Turning the page to Delius, conductor and orchestra revived a work scarcely heard in Boston for a century, even though the BSO premiered it in North America in 1909. Paris: A Nocturne — The Song of a Great City (1899) did not particularly appeal to busy, businesslike Richard Strauss when the composer sent it to him for commentary, but it has enjoyed scattered popularity since its 1901 premiere by German conductor Hans Haym, the score’s dedicatee. In the big score, Delius, the perfect English expatriate, fondly remembers the Paris of his youth, a city whose youthful heart was consumed by the vibrant, frenetic Montmartre nightlife. Its newly cosmopolitan social climate (1890s) thrummed on for decades but was summarily snuffed out by the 1940 occupation. It’s a picture of what once was, back then, as we experience it now, but the old context of the great city remains clear and communicative. Elder delivered it to us with such deference to the admittedly superb overall ensemble effect that one could complain that nuance, lyricism, even finesse were left by the wayside.

A Mozart piano concerto as a defining modern work? But of course. Whether one encountered the Emperor concerto in a matinée concert or one of those sparks-flying Anton Rubinstein concerti in an evening series concert, the format of the piano concerto was so well known by the building of Symphony Hall that it may have appeared incapable of returning or revision. What a surprise, then when the Theodore Thomas Orchestra and William Mason (not Lowell or Henry, of Mason & Hamlin fame) gave the first US reading of the Concerto in C, K.467, in 1876. They presumably offered mid-Romantic Boston a flower-fresh, urbanely conversational piece that eschewed the bombast often served up in concerto repertoire of that era. Herr Vogt speedily demonstrated both his elegant tone production and an irritatingly predictable habit of pouncing on phrase endings. The smaller orchestra onstage made for fine, appropriate balances, but the chill clangor of the nine-foot solo instrument now and again obscured delicate wind band comments or important lower string detail. The overall feel was of warmth and orchestral precision, though the smaller bits were unable to assert their intimate magic. Vogt played outer movement cadenzas whose brevity, sharp wit, and harmonic freedom were refreshing.
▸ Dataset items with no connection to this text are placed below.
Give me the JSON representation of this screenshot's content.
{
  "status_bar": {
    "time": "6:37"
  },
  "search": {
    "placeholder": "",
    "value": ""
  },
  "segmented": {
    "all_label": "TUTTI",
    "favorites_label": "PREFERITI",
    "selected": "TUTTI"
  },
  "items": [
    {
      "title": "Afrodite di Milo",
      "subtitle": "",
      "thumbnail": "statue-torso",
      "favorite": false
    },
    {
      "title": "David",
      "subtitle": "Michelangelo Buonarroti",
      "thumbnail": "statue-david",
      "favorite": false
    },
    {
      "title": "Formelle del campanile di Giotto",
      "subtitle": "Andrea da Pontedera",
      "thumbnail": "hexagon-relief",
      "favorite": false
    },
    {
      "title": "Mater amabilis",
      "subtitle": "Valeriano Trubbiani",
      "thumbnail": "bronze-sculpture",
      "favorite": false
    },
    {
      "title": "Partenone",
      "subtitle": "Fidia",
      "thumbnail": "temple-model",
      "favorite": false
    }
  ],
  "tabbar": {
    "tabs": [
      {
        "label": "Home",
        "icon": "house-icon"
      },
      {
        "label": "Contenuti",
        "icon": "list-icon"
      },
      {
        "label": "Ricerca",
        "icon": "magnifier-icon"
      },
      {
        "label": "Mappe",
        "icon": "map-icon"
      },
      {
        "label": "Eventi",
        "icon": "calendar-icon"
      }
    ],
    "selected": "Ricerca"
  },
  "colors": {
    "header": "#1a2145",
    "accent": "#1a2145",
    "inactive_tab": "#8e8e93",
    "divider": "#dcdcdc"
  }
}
Mr. Elder swaddled the first bars of Till Eulenspiegel’s lustige Streiche (“Merry Pranks”), Op. 29 (1895), in expansive, gentle layers of developing motives. His calm entry into the piece afforded an authentically Straussian launchpad for the ensuing high jinx and myriad of lyric episodes in the brief life of the eponymous scamp. The score’s printed title continues, “nach alter Schelmenweise in Rondeauform; für großes Orchester gesetzt” or, pretty freely, “a setting for large orchestra, in rondo form, of an old tale about a naughty lad.” Written programs for this tone poem and others of the ilk have whizzed in and out of fashion, but Michael Steinberg’s economical, informative notes give ample historical grounding for us to tack on what images and period-appropriate social commentary we wish. Yes, indeed, it does help to have these slightly firmer bits of rigging among which to clamber as the big, at times unwieldy vessel of the work makes its extremely charming way through brilliant waters teeming with brass reefs, hard-driven spray from the high woodwinds, and gentle zephyrs amongst the high and low strings. The BSO sounded simply superb, as did that ever-amazing hall.

Veteran recording engineer Christopher Greenleaf collaborates with chamber, early, and keyboard musicians in natural acoustic venues on both sides of the Atlantic. He is active as a writer, translator, photographer, and acoustic consultant.

4 Comments »

4 Comments [leave a civil comment (others will be removed) and please disclose relevant affiliations]

  1. Christopher, although I do not share your exuberance about “ever-amazing” sound of the Symphony Hall, but I do concur that on Saturday BSO played Till Eulenspiegel extremely pleasant. It was with a good balance between orchestral brisk enthusiasm and Strauss’ seriousness – a rare quality where BSO frequently slips. I truly enjoyed it.

    Comment by Romy The Cat — January 15, 2011 at 11:07 pm

  2. I read your review with interest – particularly in relation to the Debussy/Matthews Preludes, which were created for the Halle and Sir Mark as part of Colin’s association with us. If you would like to hear the full recording of all 24 preludes (which have been recently released, and just been awarded a Diapason d’Or )I would be very happy to send them to you.

    Comment by John Summers — January 17, 2011 at 6:38 am

  3. My first impression of the Debussy/Matthews was that there was an entirely different feel to the orchestrated versions. But when I listened over the radio on Saturday, the contrast was not so striking. And a non-placid piece by Delius was a revelation.

    In the piano concerto, there were a couple of notes from the piano which Mr. Vogt played so softly that they did not even make it up to seat A 17 in the second balcony left, most notably the end of the last rising phrase in the second movement.

    Meanwhile, I’m still toying with the idea of going on Tuesday to have another go at the pieces I heard last Thursday for the first time and the beautiful Mozart concerto. But I may well skip the Strauss, as I did last week thanks to the lady to my left who exited after the Mozart, the clearing the way for me to leave without being the one who made the other people rise to let us by. Richard Strauss is apparently becoming a pet peeve, even though he is easier to take than Brahms. I really don’t want to hear “Till Eulenspiegel” again.

    Comment by Joe Whipple — January 18, 2011 at 1:35 am

  4. Once again on Tuesday evening the quarter note F in the fourth bar from the end of the slow movement was inaudible (this time in the back row of the first balcony center). I checked a couple of online scores to make sure that I wasn’t misremembering, and both show it. I wonder if Mr. Vogt thinks there is an error in the scores or if he was just playing it too softly for such a large auditorium.